Forum Discussion
8bitsten No support for Unity, Godot, or other engines besides Brightscript and Scenegraph, iirc.
Very underpowered hardware compared to other platforms like mobile, quest, etc.
Low discoverability because I don't see them promote games in the store, ever.
No controller standard.
Games, nope. Worth making anything else? I wouldn't say so, either.
No HTML, CSS, JavaScript, DOM, or WebView. You can't embed web pages or use modern web UI.
Apps are written in BrightScript with SceneGraph, which is rigid and lacks dynamic layout flexibility. Every UI element must be statically defined.
Apps cannot fetch data in the background or run multiple threads. All data loading is sequential and only happens while the app is active.
Roku devices have low RAM and CPU power. Rendering multiple feeds with live updates or images will cause lag, crashes, or freezing.
Roku OS does not support persistent widgets or services. You can’t run anything outside the active app context.

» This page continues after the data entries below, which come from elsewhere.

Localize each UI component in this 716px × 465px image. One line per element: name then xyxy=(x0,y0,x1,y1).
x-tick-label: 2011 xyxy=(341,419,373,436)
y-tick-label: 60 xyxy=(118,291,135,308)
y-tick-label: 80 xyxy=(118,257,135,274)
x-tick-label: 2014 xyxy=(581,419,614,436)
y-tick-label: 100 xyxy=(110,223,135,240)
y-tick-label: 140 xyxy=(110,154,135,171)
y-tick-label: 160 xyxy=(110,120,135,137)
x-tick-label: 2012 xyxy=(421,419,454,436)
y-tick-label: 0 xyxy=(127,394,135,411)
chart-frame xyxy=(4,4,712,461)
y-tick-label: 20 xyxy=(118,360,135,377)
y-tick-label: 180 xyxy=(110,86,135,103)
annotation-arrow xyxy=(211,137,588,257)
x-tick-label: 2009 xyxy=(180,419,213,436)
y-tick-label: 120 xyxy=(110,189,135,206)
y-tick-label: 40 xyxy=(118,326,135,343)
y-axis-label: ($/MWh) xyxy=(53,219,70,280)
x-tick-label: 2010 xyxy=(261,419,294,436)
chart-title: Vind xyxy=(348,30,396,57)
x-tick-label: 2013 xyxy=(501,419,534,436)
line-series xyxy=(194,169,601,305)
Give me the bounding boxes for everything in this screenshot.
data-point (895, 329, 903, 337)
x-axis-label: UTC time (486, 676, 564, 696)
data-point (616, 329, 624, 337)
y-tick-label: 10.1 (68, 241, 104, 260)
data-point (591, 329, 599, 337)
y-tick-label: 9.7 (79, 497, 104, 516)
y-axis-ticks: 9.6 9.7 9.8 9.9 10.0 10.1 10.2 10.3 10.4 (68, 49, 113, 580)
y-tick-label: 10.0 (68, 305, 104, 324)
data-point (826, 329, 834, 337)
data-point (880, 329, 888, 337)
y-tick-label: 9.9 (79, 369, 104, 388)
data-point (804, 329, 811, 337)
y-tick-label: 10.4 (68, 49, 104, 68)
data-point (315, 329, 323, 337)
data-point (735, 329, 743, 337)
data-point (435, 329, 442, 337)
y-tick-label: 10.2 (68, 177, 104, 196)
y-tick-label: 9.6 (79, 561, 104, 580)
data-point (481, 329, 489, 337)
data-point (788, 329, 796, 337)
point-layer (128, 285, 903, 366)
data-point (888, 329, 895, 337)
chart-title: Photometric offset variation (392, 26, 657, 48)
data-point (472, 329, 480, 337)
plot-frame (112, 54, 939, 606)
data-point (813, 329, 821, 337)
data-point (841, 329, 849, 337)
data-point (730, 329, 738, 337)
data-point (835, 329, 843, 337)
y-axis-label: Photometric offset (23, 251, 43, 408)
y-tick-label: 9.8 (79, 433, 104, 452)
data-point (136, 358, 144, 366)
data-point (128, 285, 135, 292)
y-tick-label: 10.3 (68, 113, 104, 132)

Roku’s monetization favors video apps.
There is no built-in support for RSS, JSON, or calendar feeds. Developers must manually build parsers and UI for every type of feed they want to display.
Layouts are built with Roku’s proprietary XML-based system and are very limited
No real-time rendering of dynamic web content or widgets
Looks like Roku is made from the ground up not to be useful besides video. This is very obviously mostly because they don't want openness to impact revenue streams, but my opinion is that in the long term, it's shortsighted and impacts valuable features and functionality that could elevate Roku above their competition and generate more than enough revenue to cover the investment in development.
And pardon the lack of formatting, it seems after this huge refresh, this site still can't handle copy-pasted text and gives me an HTML error that's not worth my time troubleshooting. It shouldn't happen, period.